While the AU contemplates joint action, individual countries should not abdicate their responsibilities. Being the chief security officer of his country, each African leader has the responsibility to fight terrorism. In truth, to mobilize troops to fight Boko Haram is not the issue; for if African leaders can judiciously and transparently manage the finances of their countries, they would have more than what is required in terms of resources to fight terrorism. The real fear, as many have observed, is the commitment and leadership enablement to prosecute a proper continental anti-terrorism project.

Doubts about commitment must of necessity come to mind if the series of unending global summits on African security that have been held in recent times are considered. In the last few months, apart from meetings on the continent, African leaders have found themselves in organized summits in France, in Britain, and the United States to discuss matters of African security. Besides the huge foreign exchange depletion and cost to poor African countries, the summits are devoid of any articulated actionable position, and they leave no one in doubt that the itinerary might have been construed as a routine perquisite of office. It is high time African leaders weaned themselves of the cavalier jamborees, and for once turn the outcomes of the years of meetings into action.

It is very instructive that President Jonathan, whose country is besieged by the horrendous murderous Boko Haram sect, had earlier urged African leaders to adopt an “action-oriented” approach against the terrorists. Much as his admonition eloquently explored the praxis of anti-terrorism measures, it is regrettable and unfortunate that his actions as commander-in-chief of an ill-motivated military and his helplessness in the face of a seemingly irredeemable state of insecurity in Nigeria are a blatant negation of the very action-oriented approach he canvassed. The continuous occupation of the North-Eastern region of the country does not confer any moral leadership on Jonathan in the anti-terrorism crusade.

As African leaders ruminate on solutions to Boko Haram, they should understand its fundamental link with governance. Although terrorism takes refuge in religion, African leaders should not ignore the fact that terrorism blossoms in countries where government officials are too selfish to think of the welfare of its citizens; where the ruling elite indulge in primitive accumulation and conspicuous consumption. It would, therefore, be futile to raise a force to tackle Boko Haram when African leaders refuse to change from their grandiloquent position of privilege, reveling in corruption while the majority of the citizens wallow in abject poverty. Beyond the establishment of the AU force, African leaders must accept that the African situation calls for a stronger African leadership that is built on the strength of character of its individual leaders. It demands leaders who will call corruption by its name, and act decisively without fear or favor.

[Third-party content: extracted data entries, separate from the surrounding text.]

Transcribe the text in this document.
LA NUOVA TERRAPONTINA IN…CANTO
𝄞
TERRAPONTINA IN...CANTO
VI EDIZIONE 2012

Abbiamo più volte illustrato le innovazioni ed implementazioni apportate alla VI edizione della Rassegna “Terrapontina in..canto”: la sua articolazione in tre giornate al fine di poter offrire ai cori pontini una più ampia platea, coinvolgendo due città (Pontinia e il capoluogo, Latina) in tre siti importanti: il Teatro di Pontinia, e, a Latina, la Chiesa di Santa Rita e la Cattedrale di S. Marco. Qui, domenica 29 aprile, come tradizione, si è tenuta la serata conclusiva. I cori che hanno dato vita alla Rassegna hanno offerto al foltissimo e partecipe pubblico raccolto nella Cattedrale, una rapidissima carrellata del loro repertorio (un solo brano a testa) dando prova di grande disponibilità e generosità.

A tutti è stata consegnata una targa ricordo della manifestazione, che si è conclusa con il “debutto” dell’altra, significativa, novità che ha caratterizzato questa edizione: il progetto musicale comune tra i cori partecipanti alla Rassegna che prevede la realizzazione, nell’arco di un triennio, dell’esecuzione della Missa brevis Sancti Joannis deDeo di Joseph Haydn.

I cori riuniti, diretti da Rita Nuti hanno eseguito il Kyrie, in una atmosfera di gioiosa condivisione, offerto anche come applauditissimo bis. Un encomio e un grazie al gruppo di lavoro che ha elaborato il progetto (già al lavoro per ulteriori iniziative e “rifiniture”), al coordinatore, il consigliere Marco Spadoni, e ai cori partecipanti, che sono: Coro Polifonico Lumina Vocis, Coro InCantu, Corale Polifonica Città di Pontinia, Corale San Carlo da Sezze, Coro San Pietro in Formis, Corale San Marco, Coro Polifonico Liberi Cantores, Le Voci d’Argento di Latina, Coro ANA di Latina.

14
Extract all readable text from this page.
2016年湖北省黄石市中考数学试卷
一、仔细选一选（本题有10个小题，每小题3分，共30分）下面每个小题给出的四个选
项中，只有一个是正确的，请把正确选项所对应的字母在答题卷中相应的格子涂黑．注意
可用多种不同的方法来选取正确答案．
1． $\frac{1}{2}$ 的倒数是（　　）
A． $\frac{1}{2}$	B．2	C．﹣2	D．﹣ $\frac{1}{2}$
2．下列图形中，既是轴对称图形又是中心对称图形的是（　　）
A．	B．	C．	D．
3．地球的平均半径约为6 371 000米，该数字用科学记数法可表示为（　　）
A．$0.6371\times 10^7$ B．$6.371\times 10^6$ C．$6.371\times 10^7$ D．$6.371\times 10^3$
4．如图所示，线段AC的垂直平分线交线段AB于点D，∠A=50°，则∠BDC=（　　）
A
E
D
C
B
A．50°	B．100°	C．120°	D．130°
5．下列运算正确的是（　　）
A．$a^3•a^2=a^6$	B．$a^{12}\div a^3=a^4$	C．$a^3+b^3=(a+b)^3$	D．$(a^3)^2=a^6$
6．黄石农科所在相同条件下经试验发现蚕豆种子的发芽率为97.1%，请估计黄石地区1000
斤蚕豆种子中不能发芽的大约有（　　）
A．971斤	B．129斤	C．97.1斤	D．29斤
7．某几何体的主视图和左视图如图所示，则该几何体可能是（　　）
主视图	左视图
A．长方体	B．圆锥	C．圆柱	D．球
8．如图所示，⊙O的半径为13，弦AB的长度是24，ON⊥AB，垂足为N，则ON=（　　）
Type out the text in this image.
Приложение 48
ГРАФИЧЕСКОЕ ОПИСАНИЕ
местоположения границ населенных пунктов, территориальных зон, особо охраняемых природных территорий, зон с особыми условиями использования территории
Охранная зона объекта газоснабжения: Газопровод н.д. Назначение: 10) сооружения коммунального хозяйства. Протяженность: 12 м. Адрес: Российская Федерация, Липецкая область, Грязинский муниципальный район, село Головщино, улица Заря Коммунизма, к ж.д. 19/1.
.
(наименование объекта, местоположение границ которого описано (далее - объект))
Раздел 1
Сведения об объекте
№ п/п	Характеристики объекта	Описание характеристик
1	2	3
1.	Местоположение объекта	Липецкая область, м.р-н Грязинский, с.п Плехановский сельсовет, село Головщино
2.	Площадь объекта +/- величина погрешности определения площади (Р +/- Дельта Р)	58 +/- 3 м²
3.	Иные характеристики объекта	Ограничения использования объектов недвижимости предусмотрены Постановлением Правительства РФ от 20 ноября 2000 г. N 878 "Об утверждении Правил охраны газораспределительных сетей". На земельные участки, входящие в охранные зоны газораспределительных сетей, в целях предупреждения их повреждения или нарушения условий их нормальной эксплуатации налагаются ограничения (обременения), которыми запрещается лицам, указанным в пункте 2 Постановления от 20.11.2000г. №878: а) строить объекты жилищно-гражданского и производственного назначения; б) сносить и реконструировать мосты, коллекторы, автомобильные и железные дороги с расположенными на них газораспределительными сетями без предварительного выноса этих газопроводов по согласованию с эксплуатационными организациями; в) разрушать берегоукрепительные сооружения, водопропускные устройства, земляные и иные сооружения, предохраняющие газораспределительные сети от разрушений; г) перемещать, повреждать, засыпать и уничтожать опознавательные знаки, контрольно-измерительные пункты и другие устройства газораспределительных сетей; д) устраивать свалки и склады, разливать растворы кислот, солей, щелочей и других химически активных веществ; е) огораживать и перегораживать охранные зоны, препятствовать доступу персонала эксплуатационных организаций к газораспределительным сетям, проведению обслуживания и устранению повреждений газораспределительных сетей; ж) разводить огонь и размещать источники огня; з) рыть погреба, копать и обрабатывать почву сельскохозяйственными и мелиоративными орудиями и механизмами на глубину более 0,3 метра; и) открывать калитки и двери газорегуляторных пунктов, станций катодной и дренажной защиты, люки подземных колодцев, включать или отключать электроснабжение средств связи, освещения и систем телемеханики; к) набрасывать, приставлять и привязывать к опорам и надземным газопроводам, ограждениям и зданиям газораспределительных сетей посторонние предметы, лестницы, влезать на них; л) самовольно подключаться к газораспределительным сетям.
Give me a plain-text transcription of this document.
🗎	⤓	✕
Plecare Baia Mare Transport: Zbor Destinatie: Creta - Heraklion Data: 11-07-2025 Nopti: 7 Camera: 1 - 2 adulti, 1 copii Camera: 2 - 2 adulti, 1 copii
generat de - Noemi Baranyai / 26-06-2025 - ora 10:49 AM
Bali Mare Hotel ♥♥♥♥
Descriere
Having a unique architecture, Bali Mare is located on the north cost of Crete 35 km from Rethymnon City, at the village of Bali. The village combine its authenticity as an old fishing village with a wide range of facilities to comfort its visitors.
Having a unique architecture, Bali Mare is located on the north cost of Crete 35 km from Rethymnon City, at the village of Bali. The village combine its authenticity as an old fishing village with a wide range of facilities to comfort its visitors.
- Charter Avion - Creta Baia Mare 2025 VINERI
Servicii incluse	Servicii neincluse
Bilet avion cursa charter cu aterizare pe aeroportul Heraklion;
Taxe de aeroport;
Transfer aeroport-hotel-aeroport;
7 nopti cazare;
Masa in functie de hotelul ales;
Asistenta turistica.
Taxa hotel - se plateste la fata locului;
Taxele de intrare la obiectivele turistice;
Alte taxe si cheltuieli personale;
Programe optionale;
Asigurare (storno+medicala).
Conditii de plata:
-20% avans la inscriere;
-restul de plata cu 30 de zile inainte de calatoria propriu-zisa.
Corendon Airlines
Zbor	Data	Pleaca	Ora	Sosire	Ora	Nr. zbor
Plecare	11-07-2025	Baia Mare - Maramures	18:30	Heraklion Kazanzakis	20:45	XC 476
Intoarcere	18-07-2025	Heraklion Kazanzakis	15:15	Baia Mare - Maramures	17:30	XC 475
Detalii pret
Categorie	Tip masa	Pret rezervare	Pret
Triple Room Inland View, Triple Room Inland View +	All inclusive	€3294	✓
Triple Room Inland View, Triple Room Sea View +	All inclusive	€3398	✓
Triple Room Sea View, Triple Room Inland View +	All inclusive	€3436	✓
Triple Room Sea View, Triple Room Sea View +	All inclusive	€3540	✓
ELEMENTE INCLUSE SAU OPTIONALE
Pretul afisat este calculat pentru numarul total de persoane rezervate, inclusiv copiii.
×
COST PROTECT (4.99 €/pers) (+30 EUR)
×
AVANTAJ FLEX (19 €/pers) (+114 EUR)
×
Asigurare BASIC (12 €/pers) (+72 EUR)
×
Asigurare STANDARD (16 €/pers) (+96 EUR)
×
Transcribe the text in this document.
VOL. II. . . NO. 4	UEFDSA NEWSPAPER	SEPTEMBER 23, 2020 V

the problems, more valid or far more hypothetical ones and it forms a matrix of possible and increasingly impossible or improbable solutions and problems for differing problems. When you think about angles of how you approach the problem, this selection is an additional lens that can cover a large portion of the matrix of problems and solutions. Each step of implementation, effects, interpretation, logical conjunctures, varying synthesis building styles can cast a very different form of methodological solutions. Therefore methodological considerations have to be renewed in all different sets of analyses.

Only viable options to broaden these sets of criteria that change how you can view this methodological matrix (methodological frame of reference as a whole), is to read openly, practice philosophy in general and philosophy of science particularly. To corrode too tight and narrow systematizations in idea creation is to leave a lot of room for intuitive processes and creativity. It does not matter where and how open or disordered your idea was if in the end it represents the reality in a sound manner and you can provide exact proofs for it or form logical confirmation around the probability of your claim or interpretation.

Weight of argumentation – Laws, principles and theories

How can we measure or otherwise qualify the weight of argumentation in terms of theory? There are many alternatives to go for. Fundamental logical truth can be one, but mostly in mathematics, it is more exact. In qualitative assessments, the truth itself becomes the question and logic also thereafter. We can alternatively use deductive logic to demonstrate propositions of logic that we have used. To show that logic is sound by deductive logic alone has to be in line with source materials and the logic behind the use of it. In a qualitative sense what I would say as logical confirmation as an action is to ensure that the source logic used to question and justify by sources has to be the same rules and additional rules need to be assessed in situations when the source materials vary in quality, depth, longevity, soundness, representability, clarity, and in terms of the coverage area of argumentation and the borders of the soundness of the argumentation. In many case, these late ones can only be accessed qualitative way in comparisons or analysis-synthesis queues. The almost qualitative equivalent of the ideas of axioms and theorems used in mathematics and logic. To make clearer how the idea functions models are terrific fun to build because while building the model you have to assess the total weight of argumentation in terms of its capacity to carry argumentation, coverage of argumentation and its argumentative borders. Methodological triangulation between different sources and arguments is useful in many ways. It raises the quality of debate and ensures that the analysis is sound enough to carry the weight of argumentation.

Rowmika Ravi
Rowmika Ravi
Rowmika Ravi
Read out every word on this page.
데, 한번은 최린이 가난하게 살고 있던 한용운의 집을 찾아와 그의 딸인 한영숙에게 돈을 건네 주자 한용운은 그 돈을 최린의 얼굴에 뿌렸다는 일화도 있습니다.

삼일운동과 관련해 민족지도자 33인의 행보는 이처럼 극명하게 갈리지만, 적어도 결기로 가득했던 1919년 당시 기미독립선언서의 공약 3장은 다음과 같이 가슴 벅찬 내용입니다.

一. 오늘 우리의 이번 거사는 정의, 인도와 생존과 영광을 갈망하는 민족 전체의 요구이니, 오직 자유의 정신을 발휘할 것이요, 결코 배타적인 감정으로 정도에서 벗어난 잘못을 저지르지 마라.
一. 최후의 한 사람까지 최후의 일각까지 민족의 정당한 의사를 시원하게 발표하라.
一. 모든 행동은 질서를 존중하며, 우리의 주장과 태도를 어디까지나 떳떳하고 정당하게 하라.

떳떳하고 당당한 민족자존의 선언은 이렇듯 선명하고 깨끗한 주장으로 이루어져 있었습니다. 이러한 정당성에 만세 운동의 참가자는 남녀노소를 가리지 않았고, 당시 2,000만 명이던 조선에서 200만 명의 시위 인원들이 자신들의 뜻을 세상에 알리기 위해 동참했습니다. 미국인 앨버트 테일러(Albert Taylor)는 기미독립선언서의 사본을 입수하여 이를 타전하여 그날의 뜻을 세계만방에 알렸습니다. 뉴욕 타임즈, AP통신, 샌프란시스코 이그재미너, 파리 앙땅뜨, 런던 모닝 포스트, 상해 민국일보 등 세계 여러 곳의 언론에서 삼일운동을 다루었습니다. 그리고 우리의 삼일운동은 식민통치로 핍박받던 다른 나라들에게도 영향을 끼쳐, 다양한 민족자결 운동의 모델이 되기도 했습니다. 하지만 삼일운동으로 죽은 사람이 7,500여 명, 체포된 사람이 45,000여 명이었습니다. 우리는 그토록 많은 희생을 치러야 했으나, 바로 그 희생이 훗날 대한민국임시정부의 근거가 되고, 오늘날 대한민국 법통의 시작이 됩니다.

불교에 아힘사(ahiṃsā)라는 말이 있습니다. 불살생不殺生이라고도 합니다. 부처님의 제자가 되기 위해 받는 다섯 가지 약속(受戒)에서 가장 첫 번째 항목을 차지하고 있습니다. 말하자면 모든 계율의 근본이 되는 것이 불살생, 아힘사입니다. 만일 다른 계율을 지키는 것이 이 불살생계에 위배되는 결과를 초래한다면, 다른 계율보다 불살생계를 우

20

Fighting terrorism demands moral strength, which needs to be cultivated to fill the moral vacuum plaguing African leadership. For as long as this leadership vacuum persists, so will the conditions that facilitate terrorism expose African countries to the intrusion and dominance of power-hungry misanthropes. The Africa of today demands leaders who will be able to see the dehumanization and injustice they have inflicted on their people and be compelled to act. Only when African leaders have purged themselves of the inordinate power-craze and misappropriated privileges that negate genuine moral leadership can they muster the moral courage, political sagacity and wisdom to fight terrorism.